Transfer the hot drained pasta to a large casserole dish and immediately toss it with 1 pound of chopped steamed spinach, 2 1/2 cups of tomato sauce, 1/2 cup of soy milk, 3 minced garlic cloves, and 1 tablespoon of chopped basil. The heat from the pasta will warm the other ingredients and allow the flavors to blend together. Season the mixture to taste with salt and black pepper, adjusting as needed to reach your preferred flavor profile.

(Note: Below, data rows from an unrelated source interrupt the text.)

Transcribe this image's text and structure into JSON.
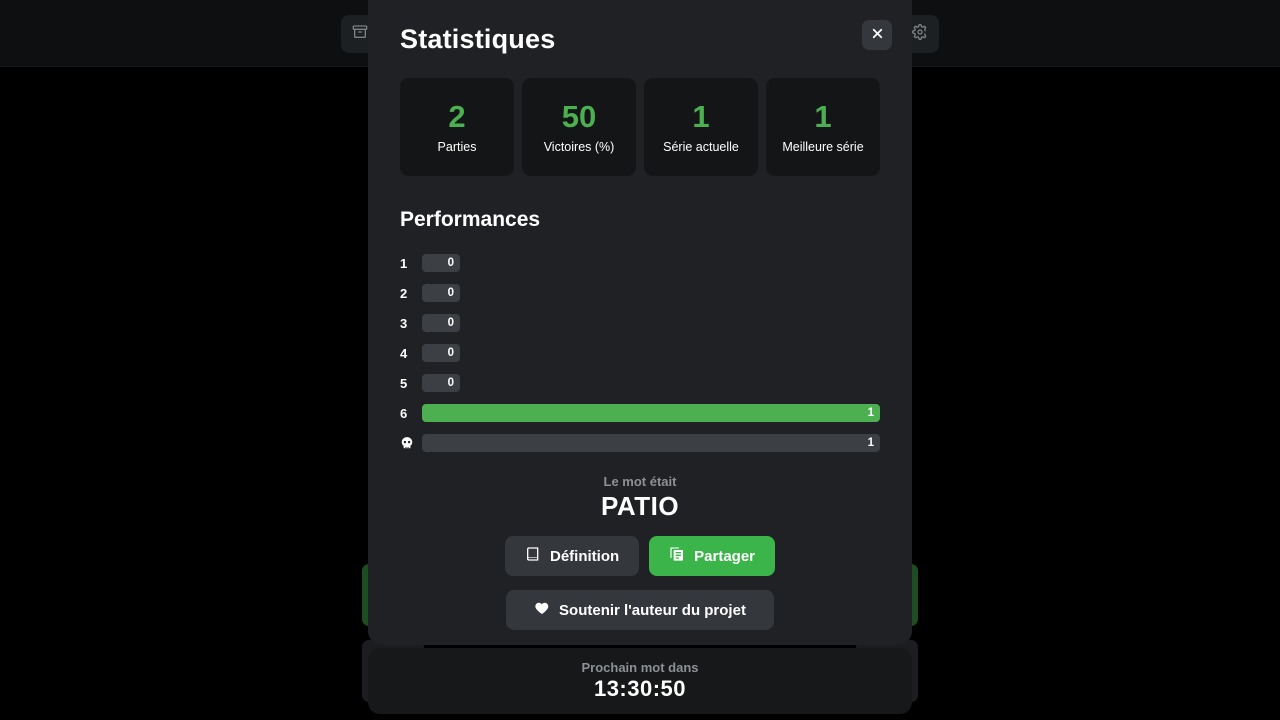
{
  "background": {
    "archive_icon": "archive-icon",
    "gear_icon": "gear-icon"
  },
  "modal": {
    "title": "Statistiques",
    "close_label": "✕",
    "stats": [
      {
        "value": "2",
        "label": "Parties"
      },
      {
        "value": "50",
        "label": "Victoires (%)"
      },
      {
        "value": "1",
        "label": "Série actuelle"
      },
      {
        "value": "1",
        "label": "Meilleure série"
      }
    ],
    "performances": {
      "title": "Performances",
      "rows": [
        {
          "key": "1",
          "count": "0",
          "filled": false
        },
        {
          "key": "2",
          "count": "0",
          "filled": false
        },
        {
          "key": "3",
          "count": "0",
          "filled": false
        },
        {
          "key": "4",
          "count": "0",
          "filled": false
        },
        {
          "key": "5",
          "count": "0",
          "filled": false
        },
        {
          "key": "6",
          "count": "1",
          "filled": true
        },
        {
          "key": "☠",
          "count": "1",
          "filled": false
        }
      ]
    },
    "word_reveal": {
      "prefix": "Le mot était",
      "word": "PATIO"
    },
    "actions": {
      "definition": "Définition",
      "share": "Partager",
      "support": "Soutenir l'auteur du projet"
    }
  },
  "countdown": {
    "label": "Prochain mot dans",
    "value": "13:30:50"
  },
  "colors": {
    "accent_green": "#4caf50",
    "share_green": "#3bb54a",
    "modal_bg": "#1f2124",
    "card_bg": "#131517",
    "bar_empty": "#3c4044",
    "muted_text": "#8d9094"
  },
  "chart_data": {
    "type": "bar",
    "title": "Performances",
    "categories": [
      "1",
      "2",
      "3",
      "4",
      "5",
      "6",
      "skull"
    ],
    "values": [
      0,
      0,
      0,
      0,
      0,
      1,
      1
    ],
    "xlabel": "",
    "ylabel": "",
    "orientation": "horizontal",
    "highlight_category": "6",
    "ylim": [
      0,
      1
    ]
  }
}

Top the pasta mixture evenly with 1/4 cup of bread crumbs, which will create a golden, crispy texture during baking. For best results, use a large casserole dish* designed for even heat distribution during the baking process. Place the casserole dish uncovered into a preheated 350°F (180°C) oven and bake for about 30 minutes or until the mixture becomes bubbly around the edges. Once ready, remove from the oven and serve the casserole hot straight from the dish.

Try Cashew Cream Instead

For a richer, creamier version of this casserole, you can swap the soy milk for cashew cream, which provides a more luxurious texture and deeper flavor that works well with the spinach and tomato sauce. To make cashew cream, soak raw cashews in hot water for about fifteen minutes, then blend them until completely smooth with a bit of the soaking liquid. Cashews contain natural oils that create a smooth, creamy consistency while adding subtle sweetness. The result is a casserole that feels fancy without any dairy, making it perfect for those avoiding animal products while wanting restaurant-quality comfort food.

Pair With Garlic Bread

This spinach casserole’s savory blend of tomato sauce and garlic is satisfying on its own, but garlic bread turns it into a complete meal that’ll have everyone coming back for seconds. Toast thick-cut bread slices brushed with olive oil, minced garlic, and fresh parsley under your broiler for three to four minutes until golden. The crispy outside pairs well with the casserole’s tender pasta and creamy soy milk sauce. You can also use store-bought garlic bread if you’re short on time – just warm it according to package directions. Either way, this pairing gives you a restaurant-quality dinner that feels homemade and impressive.

Final Thoughts

This easy baked spinach casserole comes together quickly, feeds a crowd, and delivers real comfort food satisfaction without keeping you in the kitchen all evening. You can prep everything ahead and bake it when you’re ready. The soy milk keeps it creamy while staying dairy-free, and the spinach adds nutrients your family needs. You’ll reach for this recipe during busy weeknights because it’s straightforward and reliable. Plus, leftovers reheat beautifully, making it perfect for meal prep and planning.